By Alberto Conti, University of York
It was 1981, when doctors in the US started noticing strange patterns across their patients: in Los Angeles, some started contracting Pneumocystis carinii pneumonia; while in New York, cases of Kaposi’s sarcoma suddenly went on the rise. Oddly, in both instances, young and previously healthy individuals were being affected by diseases found exclusively among patients with weakened immune systems.
Reports like these ones became more common every month, and the number of people killed by these diseases started to increase at a worrying rate. It was soon clear that something was spreading across the population, and it was doing it fast. However, scientists were puzzled: they had never seen something like this, and had no way to prevent its spread – let alone treat it.
The scientific community quickly turned its interest towards this growing menace. Soon, researchers started to learn about the spread and development of the disease. Whatever it was, it seemed to severely weaken the host’s immune response. This feature lead to what became the official name of the disease: AIDS (acquired immune deficiency syndrome), first used in 1982. Scientists also noticed that most infections occurred within defined groups of the population, such as gay man, patients receiving blood transfusions (like haemophiliacs) and intravenous drug users.
Figure 1: Marchers on a Gay Pride parade through Manhattan, New York City, 1983.
These hints allowed Dr Françoise Barré-Sinoussi, Dr Luc Montagnier and colleagues at the Pasteur Institute, and Dr Robert Gallo’s lab at the National Cancer Institute, to independently discover a retrovirus in AIDS-derived blood in 1983. This is a type of virus comprising RNA (DNA’s more unstable cousin) as its genetic material, and after its link to AIDS was confirmed, it received the name we all know today: human immunodeficiency virus, or HIV.
The race for finding a suitable treatment was on – and it was desperately needed: an estimated 2.4 million people worldwide were living with HIV just by 1985, a trend that was clearly on the rise. The urgency of the epidemic led to scientist testing existing drugs in the hope of finding a suitable candidate – something that occurred in 1985 with azidothymidine (AZT, for short).
Figure 2: A) Dr Luc Montagnier (left) and Dr Françoise Barré-Sinoussi (right) after receiving the Nobel Prize for medicine in 2008. B) Electron microscopy of HIV budding an infected CD4 T-cell, a type of immune cell responsible of coordinating the immune system.
Surprisingly, AZT was a compound designed for fighting cancer, not viruses. Why would it be effective against HIV then? Well, both diseases have a common underlying objective: make DNA. Cancer requires cells to divide; while HIV needs to convert its RNA into DNA. This is an essential step in retrovirus life cycle, as it allows them to integrate their genetic material within the genes of our immune cells.
There is no need of extensive chemical knowledge to see the similarity between AZT and thymidine, one of the four letters in our DNA (Figure 3).
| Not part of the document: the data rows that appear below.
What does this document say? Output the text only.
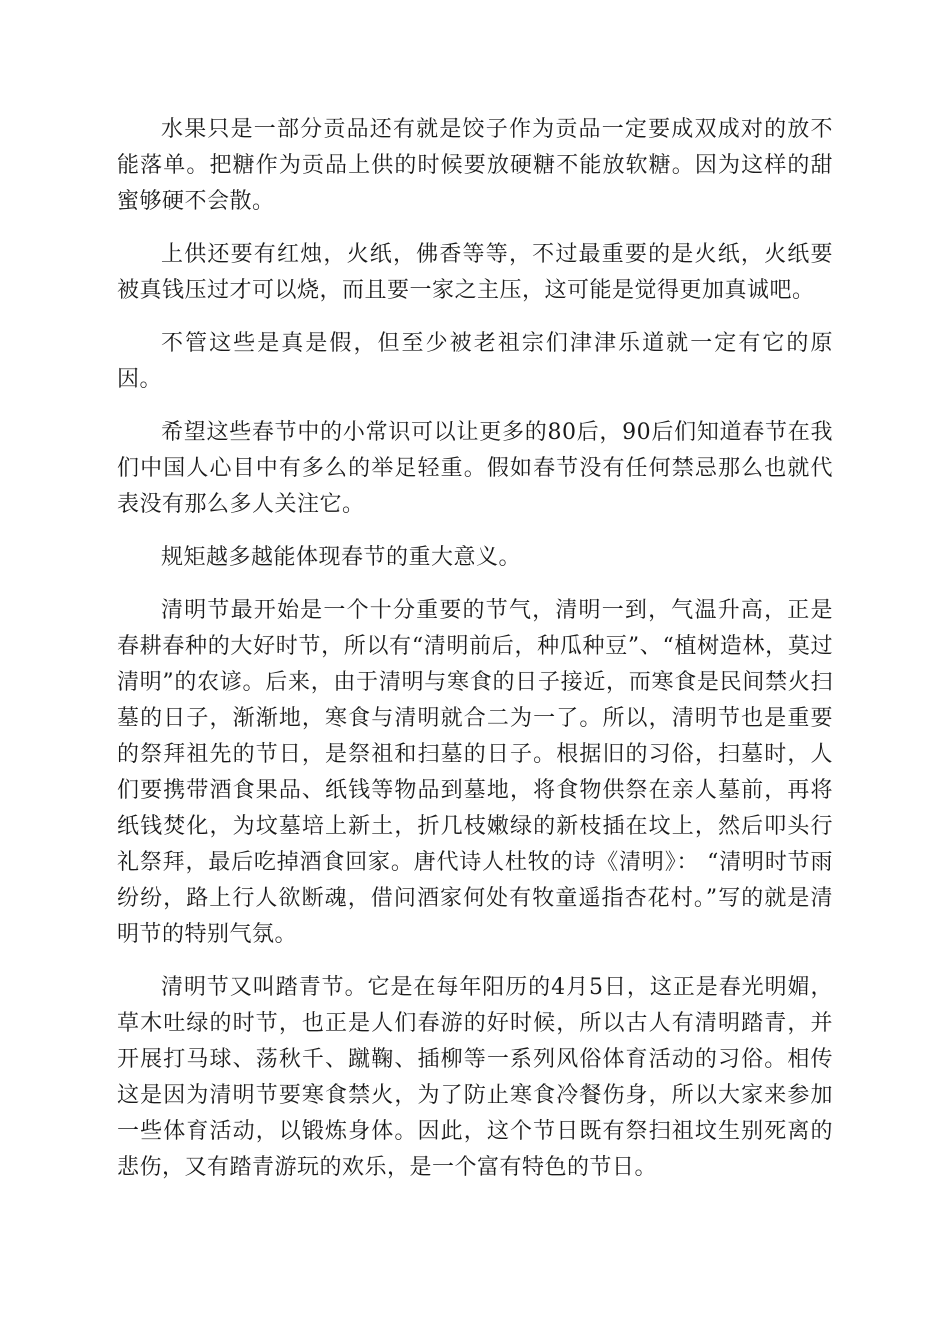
水果只是一部分贡品还有就是饺子作为贡品一定要成双成对的放不能落单。把糖作为贡品上供的时候要放硬糖不能放软糖。因为这样的甜蜜够硬不会散。

上供还要有红烛，火纸，佛香等等，不过最重要的是火纸，火纸要被真钱压过才可以烧，而且要一家之主压，这可能是觉得更加真诚吧。

不管这些是真是假，但至少被老祖宗们津津乐道就一定有它的原因。

希望这些春节中的小常识可以让更多的80后，90后们知道春节在我们中国人心目中有多么的举足轻重。假如春节没有任何禁忌那么也就代表没有那么多人关注它。

规矩越多越能体现春节的重大意义。

清明节最开始是一个十分重要的节气，清明一到，气温升高，正是春耕春种的大好时节，所以有“清明前后，种瓜种豆”、“植树造林，莫过清明”的农谚。后来，由于清明与寒食的日子接近，而寒食是民间禁火扫墓的日子，渐渐地，寒食与清明就合二为一了。所以，清明节也是重要的祭拜祖先的节日，是祭祖和扫墓的日子。根据旧的习俗，扫墓时，人们要携带酒食果品、纸钱等物品到墓地，将食物供祭在亲人墓前，再将纸钱焚化，为坟墓培上新土，折几枝嫩绿的新枝插在坟上，然后叩头行礼祭拜，最后吃掉酒食回家。唐代诗人杜牧的诗《清明》： “清明时节雨纷纷，路上行人欲断魂，借问酒家何处有牧童遥指杏花村。”写的就是清明节的特别气氛。

清明节又叫踏青节。它是在每年阳历的4月5日，这正是春光明媚，草木吐绿的时节，也正是人们春游的好时候，所以古人有清明踏青，并开展打马球、荡秋千、蹴鞠、插柳等一系列风俗体育活动的习俗。相传这是因为清明节要寒食禁火，为了防止寒食冷餐伤身，所以大家来参加一些体育活动，以锻炼身体。因此，这个节日既有祭扫祖坟生别死离的悲伤，又有踏青游玩的欢乐，是一个富有特色的节日。
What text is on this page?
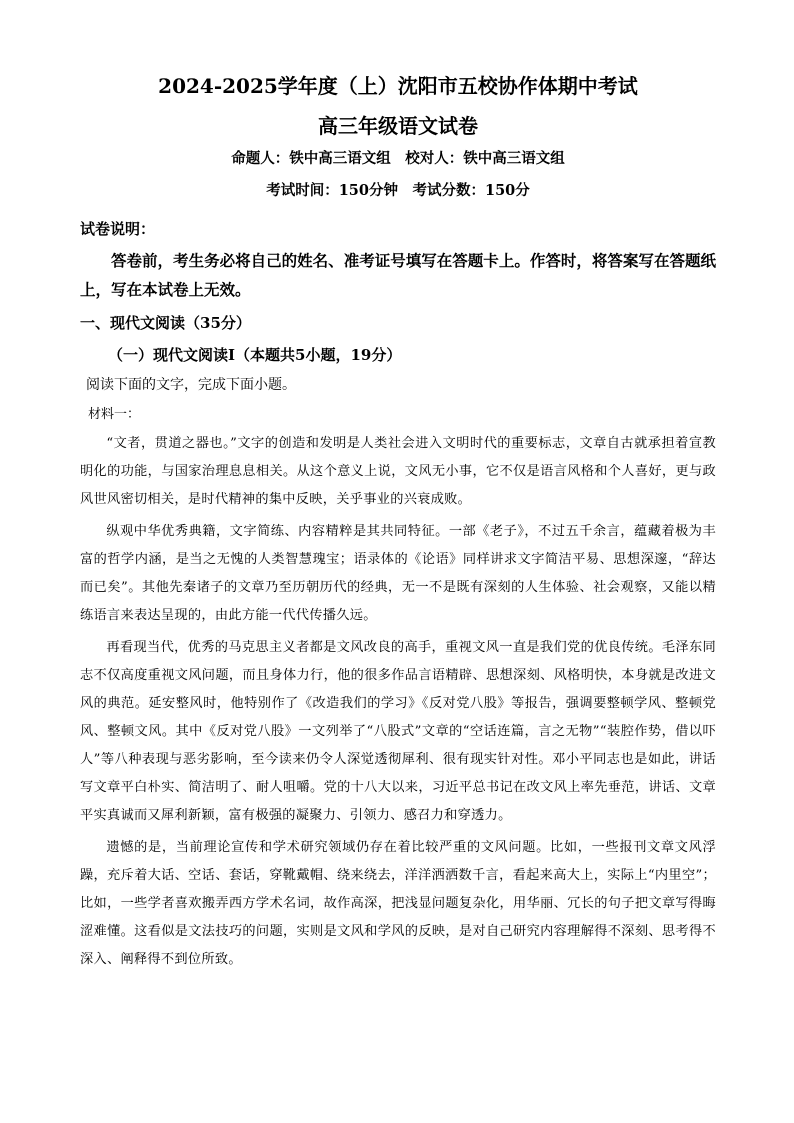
2024-2025学年度（上）沈阳市五校协作体期中考试
高三年级语文试卷
命题人：铁中高三语文组　校对人：铁中高三语文组
考试时间：150分钟　考试分数：150分
试卷说明：
答卷前，考生务必将自己的姓名、准考证号填写在答题卡上。作答时，将答案写在答题纸上，写在本试卷上无效。
一、现代文阅读（35分）
（一）现代文阅读Ⅰ（本题共5小题，19分）
阅读下面的文字，完成下面小题。
材料一：

“文者，贯道之器也。”文字的创造和发明是人类社会进入文明时代的重要标志，文章自古就承担着宣教明化的功能，与国家治理息息相关。从这个意义上说，文风无小事，它不仅是语言风格和个人喜好，更与政风世风密切相关，是时代精神的集中反映，关乎事业的兴衰成败。

纵观中华优秀典籍，文字简练、内容精粹是其共同特征。一部《老子》，不过五千余言，蕴藏着极为丰富的哲学内涵，是当之无愧的人类智慧瑰宝；语录体的《论语》同样讲求文字简洁平易、思想深邃，“辞达而已矣”。其他先秦诸子的文章乃至历朝历代的经典，无一不是既有深刻的人生体验、社会观察，又能以精练语言来表达呈现的，由此方能一代代传播久远。

再看现当代，优秀的马克思主义者都是文风改良的高手，重视文风一直是我们党的优良传统。毛泽东同志不仅高度重视文风问题，而且身体力行，他的很多作品言语精辟、思想深刻、风格明快，本身就是改进文风的典范。延安整风时，他特别作了《改造我们的学习》《反对党八股》等报告，强调要整顿学风、整顿党风、整顿文风。其中《反对党八股》一文列举了“八股式”文章的“空话连篇，言之无物”“装腔作势，借以吓人”等八种表现与恶劣影响，至今读来仍令人深觉透彻犀利、很有现实针对性。邓小平同志也是如此，讲话写文章平白朴实、简洁明了、耐人咀嚼。党的十八大以来，习近平总书记在改文风上率先垂范，讲话、文章平实真诚而又犀利新颖，富有极强的凝聚力、引领力、感召力和穿透力。

遗憾的是，当前理论宣传和学术研究领域仍存在着比较严重的文风问题。比如，一些报刊文章文风浮躁，充斥着大话、空话、套话，穿靴戴帽、绕来绕去，洋洋洒洒数千言，看起来高大上，实际上“内里空”；比如，一些学者喜欢搬弄西方学术名词，故作高深，把浅显问题复杂化，用华丽、冗长的句子把文章写得晦涩难懂。这看似是文法技巧的问题，实则是文风和学风的反映，是对自己研究内容理解得不深刻、思考得不深入、阐释得不到位所致。
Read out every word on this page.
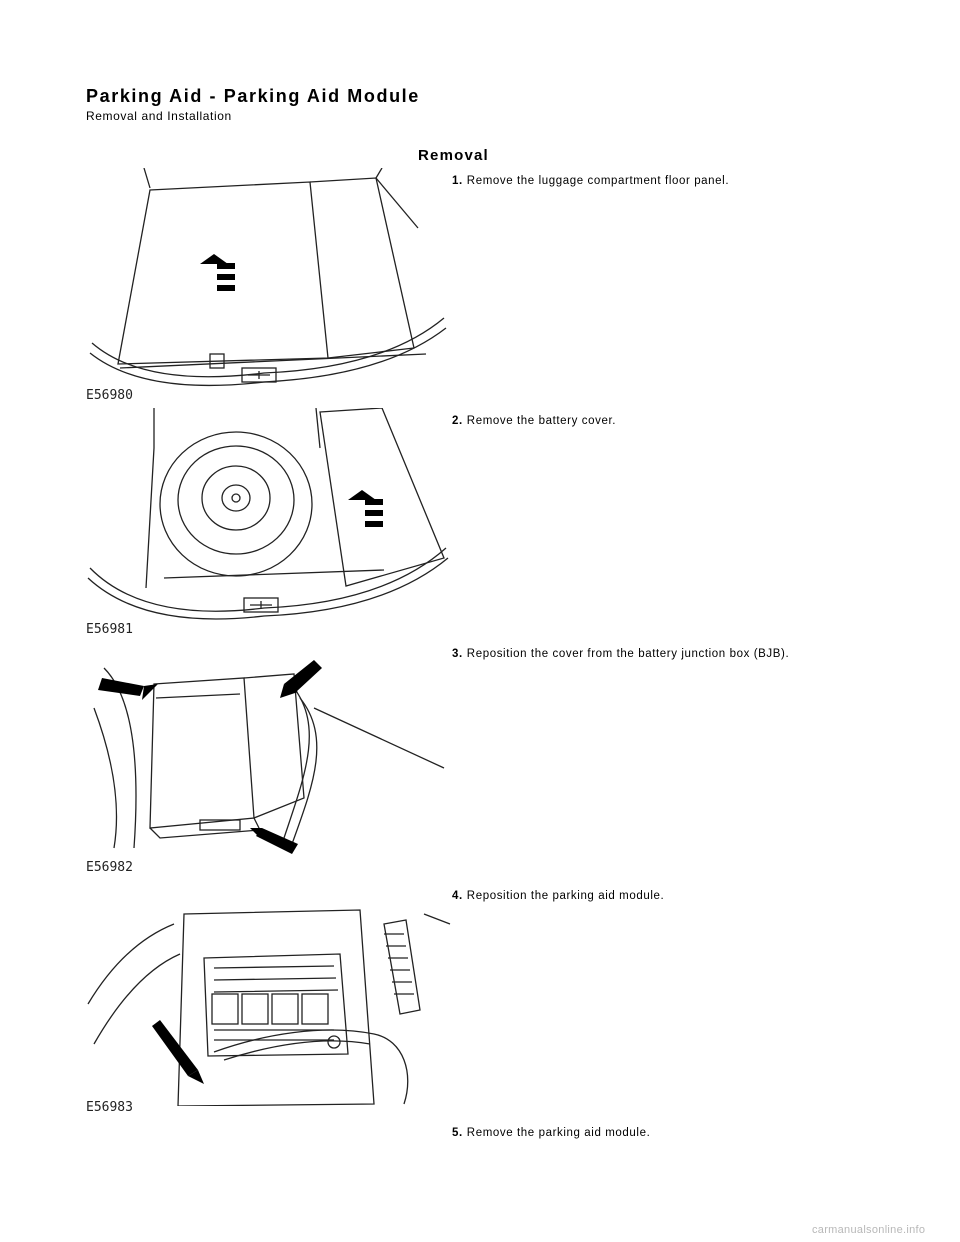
Parking Aid - Parking Aid Module
Removal and Installation
Removal
E56980
E56981
E56982
E56983
1. Remove the luggage compartment floor panel.
2. Remove the battery cover.
3. Reposition the cover from the battery junction box (BJB).
4. Reposition the parking aid module.
5. Remove the parking aid module.
carmanualsonline.info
In fact, they are so similar that not even the HIV reverse transcriptase (the machinery responsible for turning RNA into DNA) can distinguish them. This allows AZT to be introduced into a growing DNA chain, but prevents any DNA assembly after it.
Figure 3: Comparison between the chemical structures of thymidine and AZT.
This turned out to be a very efficient strategy – so efficient, in fact, that it only took 25 months for AZT to be released to the market (a process that generally takes over a decade!). However, despite its efficacy, HIV resistance quickly started to emerge. As the understanding of the disease increased, new drugs targeting different parts of the virus life cycle improved the treatment options, and in 1995, a highly active antiretroviral therapy (HAART), comprising a combination of drugs complementing AZT-like medication, was approved.
This certainly marked a turning point in the HIV epidemic, decreasing the number of new infections and HIV-related deaths, and making the disease more manageable. However, despite the advances made since the virus was first discovered, a definitive cure is yet to be discovered. It is fundamental to remember that many people still suffer from this disease, with 5,000 new infections occurring every day, and most of them in regions with limited access to treatment. For this reason, supporting the fight and research against HIV remains as vital as it was back in the 80’s.
I am a third-year undergraduate student at the University of York, currently in a placement year in GlaxoSmithKline. I work within the Immunoinflammation department, focusing on the role of dendritic cells in autoimmune diseases. When I’m not in the lab, I enjoy learning stuff like guitar or programming. I also play American Football, and frequently practise how to avoid getting tackled.